Function Order: Se-Fi-Te-Ni

Lucy is acutely aware of what is happening around her, and what she can do to change the situation, either to distract others or to take advantage of an opportunity. She enjoys fine things and is spontaneous in her decisions (choosing to dance with the Count, deciding offhand to attend dinner with him after the funeral, arranging her own escape, etc). Lucy enjoys living in the moment, and confesses that she enjoys “being frightened.” She is quick to act and enjoys being the center of attention. She has a strong desire to make her dream of becoming a lawyer a reality, but becomes confused when Dracula enters her life and introduces his own desires into her larger perspective (to create more of their kind). She chooses not to talk about her feelings much, but instead acts on them; she finds Jonathan insensitive and selfish for not allowing her time to grieve her best friend’s death. Lucy is warm and generous, but also determined and stubborn when it comes to defending her values and choices. Her values are certainly outside the norm (for the time, she is progressive, determined to become a female lawyer, she insults Dracula by laughing at his house as being “extraordinary,” and refuses to adhere to how others feel about him). Personal individuality matters a great deal to her; she wants to become an attorney, and have “some say on things,” but also objects strongly to the Count placing Mina under hypnosis.
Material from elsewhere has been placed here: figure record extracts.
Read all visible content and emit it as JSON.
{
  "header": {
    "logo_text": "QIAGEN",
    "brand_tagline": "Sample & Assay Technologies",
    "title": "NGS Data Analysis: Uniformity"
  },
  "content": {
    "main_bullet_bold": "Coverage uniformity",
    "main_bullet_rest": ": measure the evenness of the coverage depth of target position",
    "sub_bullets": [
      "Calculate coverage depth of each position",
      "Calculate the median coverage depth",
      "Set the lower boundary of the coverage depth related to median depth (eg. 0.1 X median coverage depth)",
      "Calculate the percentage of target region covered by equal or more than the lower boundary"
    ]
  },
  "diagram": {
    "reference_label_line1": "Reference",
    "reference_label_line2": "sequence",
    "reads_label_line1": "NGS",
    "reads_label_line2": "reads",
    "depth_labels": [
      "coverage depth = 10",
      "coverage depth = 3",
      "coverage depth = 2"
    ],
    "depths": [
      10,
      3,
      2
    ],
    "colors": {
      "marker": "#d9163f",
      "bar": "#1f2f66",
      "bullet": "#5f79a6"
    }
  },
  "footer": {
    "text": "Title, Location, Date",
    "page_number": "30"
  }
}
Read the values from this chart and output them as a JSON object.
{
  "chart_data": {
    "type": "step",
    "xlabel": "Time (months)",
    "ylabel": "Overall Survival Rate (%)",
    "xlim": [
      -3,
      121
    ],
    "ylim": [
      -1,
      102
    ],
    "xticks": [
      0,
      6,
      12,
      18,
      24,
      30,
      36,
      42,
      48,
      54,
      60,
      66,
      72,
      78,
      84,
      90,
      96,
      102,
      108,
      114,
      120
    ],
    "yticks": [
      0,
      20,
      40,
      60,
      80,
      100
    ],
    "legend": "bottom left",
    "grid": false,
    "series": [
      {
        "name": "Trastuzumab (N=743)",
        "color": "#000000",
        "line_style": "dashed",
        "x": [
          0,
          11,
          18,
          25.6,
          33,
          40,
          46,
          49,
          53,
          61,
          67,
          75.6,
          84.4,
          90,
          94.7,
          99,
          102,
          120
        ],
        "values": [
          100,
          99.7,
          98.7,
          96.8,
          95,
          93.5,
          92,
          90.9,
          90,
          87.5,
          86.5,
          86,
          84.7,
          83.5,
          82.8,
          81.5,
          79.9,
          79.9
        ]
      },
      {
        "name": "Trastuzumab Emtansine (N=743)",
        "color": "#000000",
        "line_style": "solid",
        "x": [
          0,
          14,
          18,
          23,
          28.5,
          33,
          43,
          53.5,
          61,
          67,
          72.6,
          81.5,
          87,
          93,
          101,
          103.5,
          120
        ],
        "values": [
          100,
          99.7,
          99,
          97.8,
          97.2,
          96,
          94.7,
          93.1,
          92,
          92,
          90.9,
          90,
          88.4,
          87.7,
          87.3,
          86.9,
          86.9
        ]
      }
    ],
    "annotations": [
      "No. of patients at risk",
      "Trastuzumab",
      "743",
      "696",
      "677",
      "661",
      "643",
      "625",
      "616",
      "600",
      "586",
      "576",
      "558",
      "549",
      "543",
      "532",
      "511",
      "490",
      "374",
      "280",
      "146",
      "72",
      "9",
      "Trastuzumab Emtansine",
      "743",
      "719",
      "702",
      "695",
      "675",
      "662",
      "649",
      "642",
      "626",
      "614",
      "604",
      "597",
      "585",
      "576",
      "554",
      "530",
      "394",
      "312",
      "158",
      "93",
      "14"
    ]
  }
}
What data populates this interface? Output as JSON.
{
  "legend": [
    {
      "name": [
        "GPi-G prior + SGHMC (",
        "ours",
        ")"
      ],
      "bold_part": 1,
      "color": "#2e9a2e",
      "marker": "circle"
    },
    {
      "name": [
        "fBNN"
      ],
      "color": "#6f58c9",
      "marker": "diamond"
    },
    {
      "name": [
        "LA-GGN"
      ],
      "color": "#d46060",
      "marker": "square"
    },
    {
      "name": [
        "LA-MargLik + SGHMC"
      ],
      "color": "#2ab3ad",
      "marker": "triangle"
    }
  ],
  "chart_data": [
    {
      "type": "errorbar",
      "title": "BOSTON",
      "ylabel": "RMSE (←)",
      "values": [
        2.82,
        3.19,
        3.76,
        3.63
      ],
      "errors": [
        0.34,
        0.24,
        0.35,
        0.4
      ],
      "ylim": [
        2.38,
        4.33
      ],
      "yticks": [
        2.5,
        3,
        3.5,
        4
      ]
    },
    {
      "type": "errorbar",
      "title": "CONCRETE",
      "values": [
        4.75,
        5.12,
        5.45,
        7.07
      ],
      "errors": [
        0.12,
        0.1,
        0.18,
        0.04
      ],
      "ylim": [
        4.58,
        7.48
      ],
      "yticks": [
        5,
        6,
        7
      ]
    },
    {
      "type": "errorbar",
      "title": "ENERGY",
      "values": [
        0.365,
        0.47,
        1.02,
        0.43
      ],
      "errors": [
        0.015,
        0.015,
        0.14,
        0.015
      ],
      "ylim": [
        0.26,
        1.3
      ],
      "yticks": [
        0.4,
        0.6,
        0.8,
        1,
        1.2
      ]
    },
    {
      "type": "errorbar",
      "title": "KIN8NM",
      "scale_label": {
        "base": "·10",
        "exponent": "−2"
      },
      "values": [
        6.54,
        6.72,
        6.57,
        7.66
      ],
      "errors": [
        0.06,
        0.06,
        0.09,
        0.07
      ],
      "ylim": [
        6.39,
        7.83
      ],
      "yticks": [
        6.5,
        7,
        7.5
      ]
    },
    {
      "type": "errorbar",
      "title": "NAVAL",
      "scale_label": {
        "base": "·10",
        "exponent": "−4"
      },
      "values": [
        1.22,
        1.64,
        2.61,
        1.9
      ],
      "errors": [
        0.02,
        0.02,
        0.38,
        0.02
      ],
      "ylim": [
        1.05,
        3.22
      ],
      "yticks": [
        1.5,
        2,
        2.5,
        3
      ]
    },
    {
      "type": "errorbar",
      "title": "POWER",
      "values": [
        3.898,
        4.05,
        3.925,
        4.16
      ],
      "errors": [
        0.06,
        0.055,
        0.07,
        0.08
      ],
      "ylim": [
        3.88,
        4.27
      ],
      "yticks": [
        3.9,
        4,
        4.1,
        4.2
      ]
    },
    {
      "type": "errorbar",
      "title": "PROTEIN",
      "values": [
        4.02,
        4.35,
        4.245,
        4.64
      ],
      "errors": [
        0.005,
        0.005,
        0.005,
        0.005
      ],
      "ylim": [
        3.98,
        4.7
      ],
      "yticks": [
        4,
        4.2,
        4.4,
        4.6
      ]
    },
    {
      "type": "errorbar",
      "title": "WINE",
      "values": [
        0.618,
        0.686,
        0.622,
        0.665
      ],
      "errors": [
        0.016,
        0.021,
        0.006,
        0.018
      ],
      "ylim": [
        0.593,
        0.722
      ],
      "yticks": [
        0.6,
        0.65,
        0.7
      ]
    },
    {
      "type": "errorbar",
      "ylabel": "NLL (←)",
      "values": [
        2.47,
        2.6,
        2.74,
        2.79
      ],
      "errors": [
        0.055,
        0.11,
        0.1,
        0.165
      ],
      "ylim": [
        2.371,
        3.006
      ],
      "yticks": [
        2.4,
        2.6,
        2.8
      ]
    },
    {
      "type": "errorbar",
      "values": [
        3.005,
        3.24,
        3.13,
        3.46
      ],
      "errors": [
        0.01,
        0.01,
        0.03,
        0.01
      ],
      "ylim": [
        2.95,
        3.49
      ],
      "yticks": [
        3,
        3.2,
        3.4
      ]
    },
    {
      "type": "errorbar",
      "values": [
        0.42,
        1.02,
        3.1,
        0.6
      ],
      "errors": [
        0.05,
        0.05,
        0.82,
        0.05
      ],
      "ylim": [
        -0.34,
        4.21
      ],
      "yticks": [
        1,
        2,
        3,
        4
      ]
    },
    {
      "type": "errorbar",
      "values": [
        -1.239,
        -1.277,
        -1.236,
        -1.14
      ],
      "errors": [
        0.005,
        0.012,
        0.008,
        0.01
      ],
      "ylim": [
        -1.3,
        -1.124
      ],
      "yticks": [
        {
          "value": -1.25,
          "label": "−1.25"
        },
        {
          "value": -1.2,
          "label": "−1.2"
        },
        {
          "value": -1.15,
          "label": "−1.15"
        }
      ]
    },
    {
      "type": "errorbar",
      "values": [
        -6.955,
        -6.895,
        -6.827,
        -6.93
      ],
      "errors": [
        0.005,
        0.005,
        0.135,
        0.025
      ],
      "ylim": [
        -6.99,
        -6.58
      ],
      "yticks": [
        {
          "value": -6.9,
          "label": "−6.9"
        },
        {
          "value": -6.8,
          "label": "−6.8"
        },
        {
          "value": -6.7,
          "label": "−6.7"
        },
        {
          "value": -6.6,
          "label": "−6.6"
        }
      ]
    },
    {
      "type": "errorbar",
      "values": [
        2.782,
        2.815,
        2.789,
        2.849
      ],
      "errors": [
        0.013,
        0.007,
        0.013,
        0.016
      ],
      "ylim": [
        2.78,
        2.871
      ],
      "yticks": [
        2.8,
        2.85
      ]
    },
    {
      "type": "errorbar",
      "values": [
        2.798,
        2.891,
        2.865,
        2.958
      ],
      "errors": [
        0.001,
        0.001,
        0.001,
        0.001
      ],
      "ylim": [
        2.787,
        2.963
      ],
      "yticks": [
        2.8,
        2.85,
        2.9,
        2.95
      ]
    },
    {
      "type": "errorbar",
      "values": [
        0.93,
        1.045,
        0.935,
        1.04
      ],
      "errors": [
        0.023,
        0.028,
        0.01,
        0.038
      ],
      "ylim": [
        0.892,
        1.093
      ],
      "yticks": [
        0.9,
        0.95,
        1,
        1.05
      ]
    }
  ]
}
Her role in Mina’s life is mothering, and she eases comfortably into a role where she is capable of organizing others and ensuring all their needs are met. Lucy is more of a romantic than practical, but also relies on the facts of the situation when making arguments. She is driven to action and making things happen. She finds it easy to put up boundaries and expects others to abide by them (to not talk about things that are off-limits, etc). She has an instinctual distrust of the Count that is accurate – but undermined through her attraction to him. She is curious about him, his past, and his people, since she desires greater understanding.

Enneagram: 8w7 sx/so

Lucy is fierce and unapologetic about who she is; we first meet her reading a letter that discusses her ambition to become a female lawyer in a male-dominated society and insisting that women ought to have some say on things. She sneers at Jonathan’s insecurity about her new formed interest in Dracula, but also tries to challenge and provoke Dracula to see what his reactions will be (she laughs at him calling Carfax Abbey home, because it’s a broken ruin; she invites him to dance right in front of her fiance; she gets cross at Jonathan’s attempts to control her; she challenges Van Helsing and whacks him with her buggy whip for trying to stop her). She admits that she loves to be frightened. Lucy has no hesitation in pursuing what she desires, sometimes at the cost to others (her enjoyment of dancing with their new, exotic companion leaves her lover seething with resentment). She does not always know how to handle Jonathan’s moods and feelings, so she resorts to comedy and avoidance instead — her 7 wing’s desire to cope with unpleasantness (if Jonathan continues complaining, she asserts… he will grow the most enormous wart right on the end of his nose!). She maintains an optimistic and cheerful attitude even in the middle of a storm, while the patients are going insane. After her friend dies, she claims she does not want to feel happy — but then, as a distraction method, accepts Dracula’s invitation to dinner, in order to do something to pull her out of her depression.